Ingredients:
- 1/2 cup (115g) unsalted butter, softened
- 1 cup (250g) creamy peanut butter
- 3/4 cup (150g) light brown sugar, packed
- 1/2 cup (100g) granulated white sugar
- 1 large egg, room temperature
- 1 tablespoon pure vanilla extract
- 1 1/2 cups (190g) all-purpose flour
- 1 teaspoon baking soda
- 1/2 teaspoon kosher salt
- 1 1/2 cups (250g) M&M's milk chocolate candies
- 1/2 cup (90g) semi-sweet chocolate chips
Instructions:
- Preheat your oven to 350°F (180°C). Line two large baking sheets with parchment paper or silicone mats.
- Beat 1/2 cup (115g) softened butter, 1 cup (250g) peanut butter, 3/4 cup (150g) brown sugar, and 1/2 cup (100g) white sugar.
- Cream for 2-3 minutes until the mixture looks pale and fluffy.
- Add 1 large egg and 1 tablespoon vanilla extract. Mix on medium speed until the yellow streaks of egg disappear.

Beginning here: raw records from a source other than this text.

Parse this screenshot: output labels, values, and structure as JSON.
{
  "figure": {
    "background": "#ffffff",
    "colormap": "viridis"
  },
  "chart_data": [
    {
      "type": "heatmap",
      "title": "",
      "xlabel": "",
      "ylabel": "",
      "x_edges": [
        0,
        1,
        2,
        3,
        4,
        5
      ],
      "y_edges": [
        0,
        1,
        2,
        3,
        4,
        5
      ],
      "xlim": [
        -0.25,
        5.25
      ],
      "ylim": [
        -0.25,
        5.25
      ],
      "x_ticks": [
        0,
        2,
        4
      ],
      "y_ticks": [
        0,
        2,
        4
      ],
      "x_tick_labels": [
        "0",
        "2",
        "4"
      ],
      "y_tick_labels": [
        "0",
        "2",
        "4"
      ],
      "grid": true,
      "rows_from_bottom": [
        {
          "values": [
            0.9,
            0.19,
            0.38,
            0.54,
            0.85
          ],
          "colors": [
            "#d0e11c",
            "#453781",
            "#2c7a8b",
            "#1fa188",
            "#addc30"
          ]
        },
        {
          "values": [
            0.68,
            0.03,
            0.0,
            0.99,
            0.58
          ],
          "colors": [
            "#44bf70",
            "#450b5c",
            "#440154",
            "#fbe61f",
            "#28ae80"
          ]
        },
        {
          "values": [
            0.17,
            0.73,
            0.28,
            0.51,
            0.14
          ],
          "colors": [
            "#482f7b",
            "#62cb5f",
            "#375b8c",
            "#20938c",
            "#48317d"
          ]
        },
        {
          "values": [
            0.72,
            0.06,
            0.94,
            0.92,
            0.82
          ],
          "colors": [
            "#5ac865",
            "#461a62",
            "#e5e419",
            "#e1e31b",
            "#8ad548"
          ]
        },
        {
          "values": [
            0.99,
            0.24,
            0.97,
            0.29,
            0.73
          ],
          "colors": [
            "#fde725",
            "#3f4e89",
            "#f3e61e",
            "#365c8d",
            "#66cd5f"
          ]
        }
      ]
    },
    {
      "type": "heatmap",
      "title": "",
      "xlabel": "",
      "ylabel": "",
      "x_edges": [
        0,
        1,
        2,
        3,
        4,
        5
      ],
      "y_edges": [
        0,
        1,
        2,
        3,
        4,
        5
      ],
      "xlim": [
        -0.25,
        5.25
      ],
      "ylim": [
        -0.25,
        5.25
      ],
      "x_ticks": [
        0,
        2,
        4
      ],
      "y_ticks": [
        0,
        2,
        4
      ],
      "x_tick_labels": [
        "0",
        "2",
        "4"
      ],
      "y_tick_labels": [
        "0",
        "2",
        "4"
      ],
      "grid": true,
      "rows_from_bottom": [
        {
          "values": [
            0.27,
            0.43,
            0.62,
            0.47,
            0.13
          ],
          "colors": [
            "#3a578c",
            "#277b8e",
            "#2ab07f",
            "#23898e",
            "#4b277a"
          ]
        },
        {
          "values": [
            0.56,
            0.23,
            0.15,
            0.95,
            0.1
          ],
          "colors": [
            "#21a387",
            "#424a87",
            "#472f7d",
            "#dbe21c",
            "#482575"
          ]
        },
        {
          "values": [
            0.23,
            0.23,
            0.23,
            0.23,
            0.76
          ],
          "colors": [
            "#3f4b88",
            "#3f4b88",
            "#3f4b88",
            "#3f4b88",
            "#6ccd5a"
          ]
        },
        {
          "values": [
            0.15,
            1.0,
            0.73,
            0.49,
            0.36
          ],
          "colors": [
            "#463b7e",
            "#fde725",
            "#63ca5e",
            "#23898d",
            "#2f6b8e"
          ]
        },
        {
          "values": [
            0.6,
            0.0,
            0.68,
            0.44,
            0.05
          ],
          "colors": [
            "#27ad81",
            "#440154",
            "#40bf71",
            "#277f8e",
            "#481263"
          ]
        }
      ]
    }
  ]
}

- Whisk together 1 1/2 cups (190g) all purpose flour, 1 teaspoon baking soda, and 1/2 teaspoon salt.
- Pour the dry ingredients into the wet mixture. Mix on low speed until just a few streaks of flour remain.
- Fold in 1 1/2 cups (250g) M&M's and 1/2 cup (90g) chocolate chips using a spatula. Don't overmix, or the cookies will be tough.
- Scoop rounded tablespoons of dough onto the prepared sheets. Space them 2 inches apart to allow for natural spreading.
- Bake for 10 minutes. The edges should be set, but the centers will still look slightly soft.
- Remove from the oven and let them sit on the hot pan for 5 minutes. Wait for the residual heat to finish the center.
- Transfer to a wire rack to cool completely. The shells will crackle slightly as they reach room temperature.